For navigating, I personally prefer gesture controls, and for the most part, the Narzo 20 Pro’s gestures are accurate. However, in many cases, registering the gesture to go one step back on a page was too frequently erroneous, which was an undue disruption to the overall usage experience.
Battery life on the Narzo 20 Pro is fairly impressive, and even with an hour-long intensive gaming session every day, the 4,500mAh battery lasts for 15-odd hours without breaking a single sweat. The 65W SuperDart charging is pretty awesome – you get 30 percent charge from zero in eight minutes, and 70 percent in just under 20, which is really helpful in most cases. Realme also pledges a host of tech to protect your battery in the long run, which is impossible to test in a week’s span.

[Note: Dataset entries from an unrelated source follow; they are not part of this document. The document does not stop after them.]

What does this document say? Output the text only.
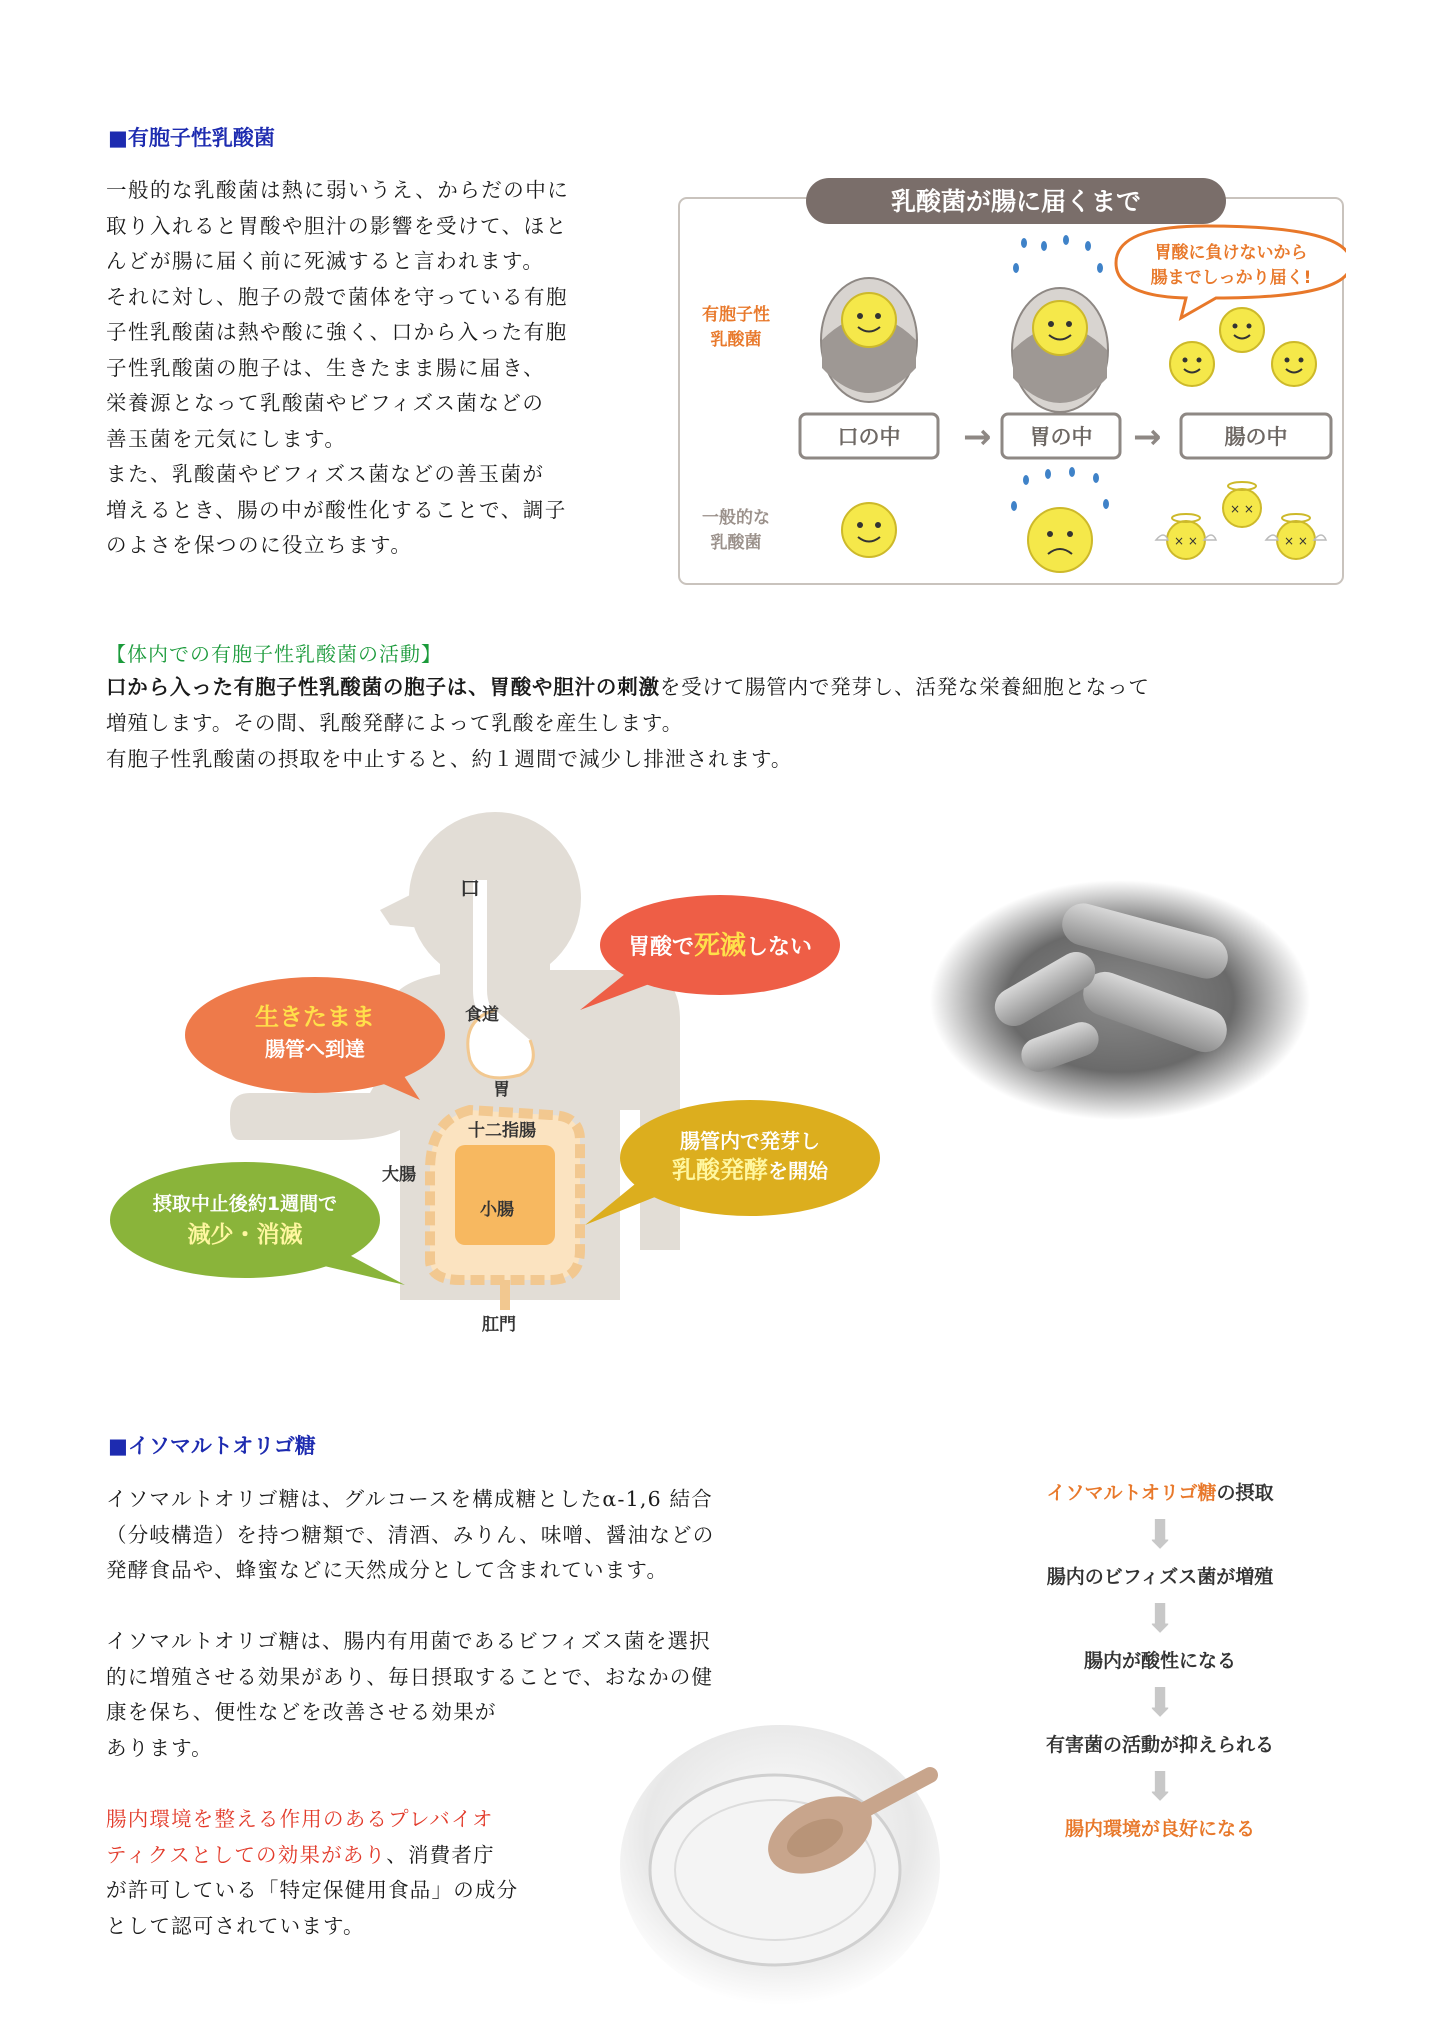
■有胞子性乳酸菌
一般的な乳酸菌は熱に弱いうえ、からだの中に
取り入れると胃酸や胆汁の影響を受けて、ほと
んどが腸に届く前に死滅すると言われます。
それに対し、胞子の殻で菌体を守っている有胞
子性乳酸菌は熱や酸に強く、口から入った有胞
子性乳酸菌の胞子は、生きたまま腸に届き、
栄養源となって乳酸菌やビフィズス菌などの
善玉菌を元気にします。
また、乳酸菌やビフィズス菌などの善玉菌が
増えるとき、腸の中が酸性化することで、調子
のよさを保つのに役立ちます。
乳酸菌が腸に届くまで
胃酸に負けないから
腸までしっかり届く!
有胞子性
乳酸菌
一般的な
乳酸菌
口の中 → 胃の中 →	腸の中
× ×
× ×	× ×
【体内での有胞子性乳酸菌の活動】
口から入った有胞子性乳酸菌の胞子は、胃酸や胆汁の刺激を受けて腸管内で発芽し、活発な栄養細胞となって
増殖します。その間、乳酸発酵によって乳酸を産生します。
有胞子性乳酸菌の摂取を中止すると、約１週間で減少し排泄されます。
口
食道
胃
十二指腸
大腸
小腸
肛門
胃酸で死滅しない
生きたまま
腸管へ到達
腸管内で発芽し
乳酸発酵を開始
摂取中止後約1週間で
減少・消滅
■イソマルトオリゴ糖
イソマルトオリゴ糖は、グルコースを構成糖としたα-1,6 結合
（分岐構造）を持つ糖類で、清酒、みりん、味噌、醤油などの
発酵食品や、蜂蜜などに天然成分として含まれています。
イソマルトオリゴ糖は、腸内有用菌であるビフィズス菌を選択
的に増殖させる効果があり、毎日摂取することで、おなかの健
康を保ち、便性などを改善させる効果が
あります。
腸内環境を整える作用のあるプレバイオ
ティクスとしての効果があり、消費者庁
が許可している「特定保健用食品」の成分
として認可されています。
イソマルトオリゴ糖の摂取
⬇
腸内のビフィズス菌が増殖
⬇
腸内が酸性になる
⬇
有害菌の活動が抑えられる
⬇
腸内環境が良好になる
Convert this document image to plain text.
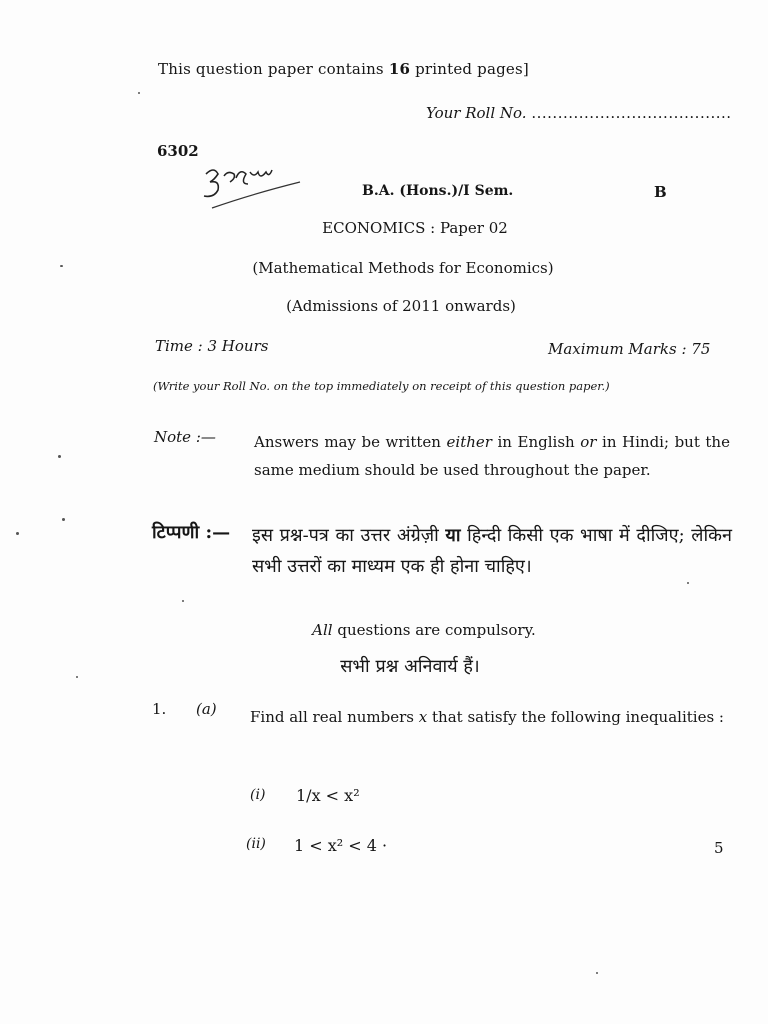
This question paper contains 16 printed pages]
Your Roll No. ......................................
6302
B.A. (Hons.)/I Sem.	B
ECONOMICS : Paper 02
(Mathematical Methods for Economics)
(Admissions of 2011 onwards)
Time : 3 Hours	Maximum Marks : 75
(Write your Roll No. on the top immediately on receipt of this question paper.)
Note :—	Answers may be written either in English or in Hindi; but the same medium should be used throughout the paper.
टिप्पणी :— इस प्रश्न-पत्र का उत्तर अंग्रेज़ी या हिन्दी किसी एक भाषा में दीजिए; लेकिन सभी उत्तरों का माध्यम एक ही होना चाहिए।
All questions are compulsory.
सभी प्रश्न अनिवार्य हैं।
1. (a) Find all real numbers x that satisfy the following inequalities :
(i) 1/x < x²
(ii) 1 < x² < 4 ·	5
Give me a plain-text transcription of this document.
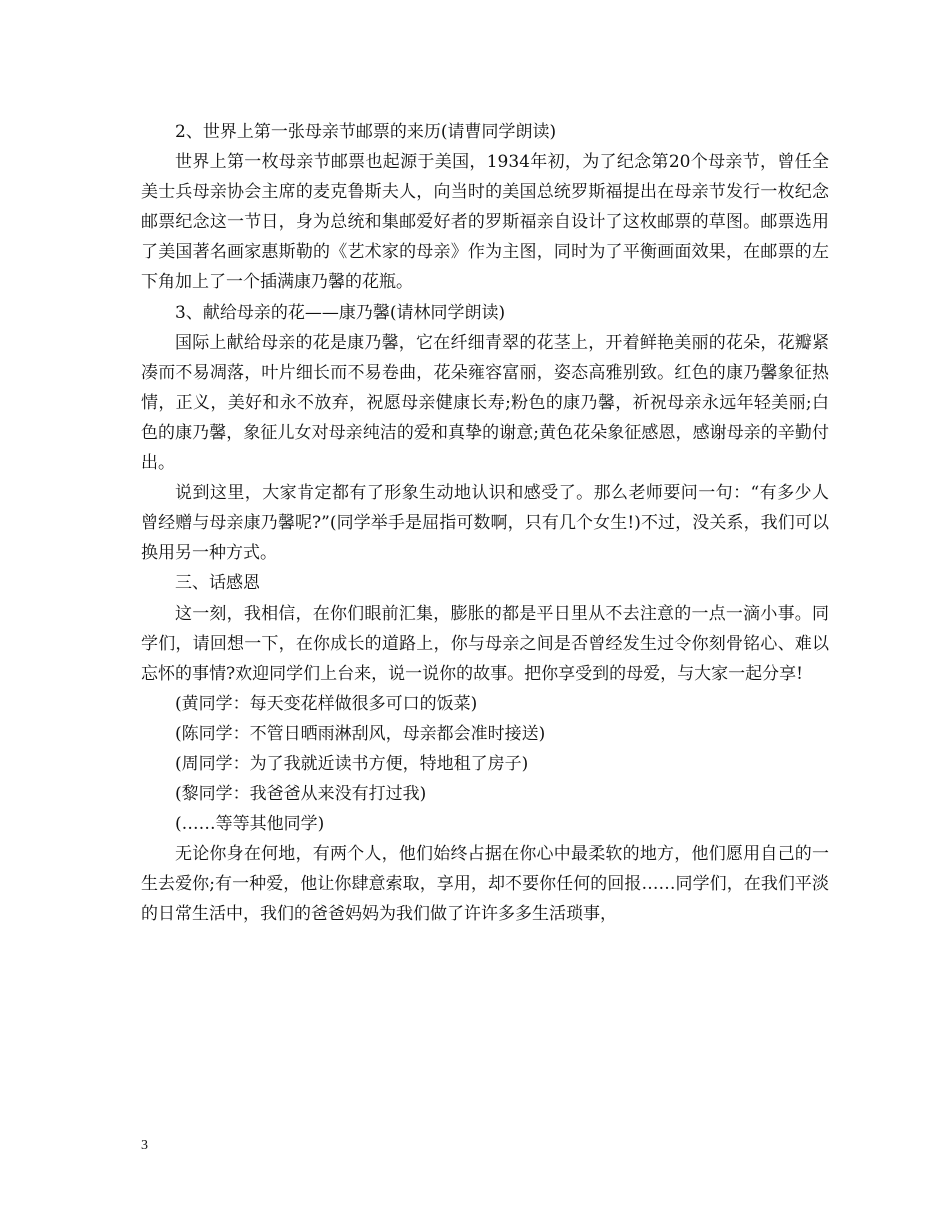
2、世界上第一张母亲节邮票的来历(请曹同学朗读)

世界上第一枚母亲节邮票也起源于美国，1934年初，为了纪念第20个母亲节，曾任全美士兵母亲协会主席的麦克鲁斯夫人，向当时的美国总统罗斯福提出在母亲节发行一枚纪念邮票纪念这一节日，身为总统和集邮爱好者的罗斯福亲自设计了这枚邮票的草图。邮票选用了美国著名画家惠斯勒的《艺术家的母亲》作为主图，同时为了平衡画面效果，在邮票的左下角加上了一个插满康乃馨的花瓶。

3、献给母亲的花——康乃馨(请林同学朗读)

国际上献给母亲的花是康乃馨，它在纤细青翠的花茎上，开着鲜艳美丽的花朵，花瓣紧凑而不易凋落，叶片细长而不易卷曲，花朵雍容富丽，姿态高雅别致。红色的康乃馨象征热情，正义，美好和永不放弃，祝愿母亲健康长寿;粉色的康乃馨，祈祝母亲永远年轻美丽;白色的康乃馨，象征儿女对母亲纯洁的爱和真挚的谢意;黄色花朵象征感恩，感谢母亲的辛勤付出。

说到这里，大家肯定都有了形象生动地认识和感受了。那么老师要问一句：“有多少人曾经赠与母亲康乃馨呢?”(同学举手是屈指可数啊，只有几个女生!)不过，没关系，我们可以换用另一种方式。

三、话感恩

这一刻，我相信，在你们眼前汇集，膨胀的都是平日里从不去注意的一点一滴小事。同学们，请回想一下，在你成长的道路上，你与母亲之间是否曾经发生过令你刻骨铭心、难以忘怀的事情?欢迎同学们上台来，说一说你的故事。把你享受到的母爱，与大家一起分享!

(黄同学：每天变花样做很多可口的饭菜)

(陈同学：不管日晒雨淋刮风，母亲都会准时接送)

(周同学：为了我就近读书方便，特地租了房子)

(黎同学：我爸爸从来没有打过我)

(……等等其他同学)

无论你身在何地，有两个人，他们始终占据在你心中最柔软的地方，他们愿用自己的一生去爱你;有一种爱，他让你肆意索取，享用，却不要你任何的回报……同学们，在我们平淡的日常生活中，我们的爸爸妈妈为我们做了许许多多生活琐事，

3
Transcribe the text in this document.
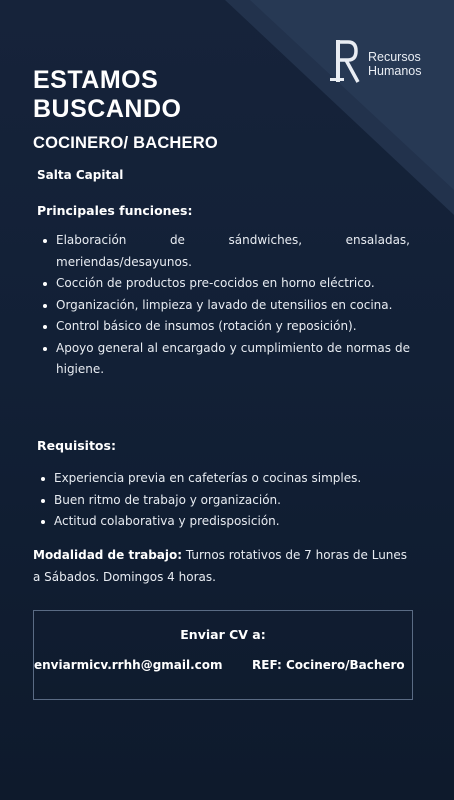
Recursos
Humanos
ESTAMOS
BUSCANDO
COCINERO/ BACHERO
Salta Capital
Principales funciones:
Elaboración de sándwiches, ensaladas, meriendas/desayunos.
Cocción de productos pre-cocidos en horno eléctrico.
Organización, limpieza y lavado de utensilios en cocina.
Control básico de insumos (rotación y reposición).
Apoyo general al encargado y cumplimiento de normas de higiene.
Requisitos:
Experiencia previa en cafeterías o cocinas simples.
Buen ritmo de trabajo y organización.
Actitud colaborativa y predisposición.
Modalidad de trabajo: Turnos rotativos de 7 horas de Lunes a Sábados. Domingos 4 horas.
Enviar CV a:
enviarmicv.rrhh@gmail.com REF: Cocinero/Bachero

The Realme Narzo 20 Pro is a good overall mid-range smartphone. By virtue of its performance, it can adequately rival other entrants in the category of smartphones priced under Rs 20,000 in India, such as the Redmi Note 9 Pro Max from Xiaomi, the Samsung Galaxy M31s, Motorola’s One Fusion Plus and Realme’s own 7 Pro. The camera performance of the Narzo 20 Pro leaves you wanting for more, but apart from that, it is certainly a smartphone that should make it to your mid-range phone shopping list ahead of the upcoming festive season. The Narzo 20 Pro costs Rs 14,999 for the 6GB/64GB variant and Rs 16,999 for the 8GB/128GB variant, and we’d really recommend you get the 8GB variant to make the most of Realme’s gaming performance promise here.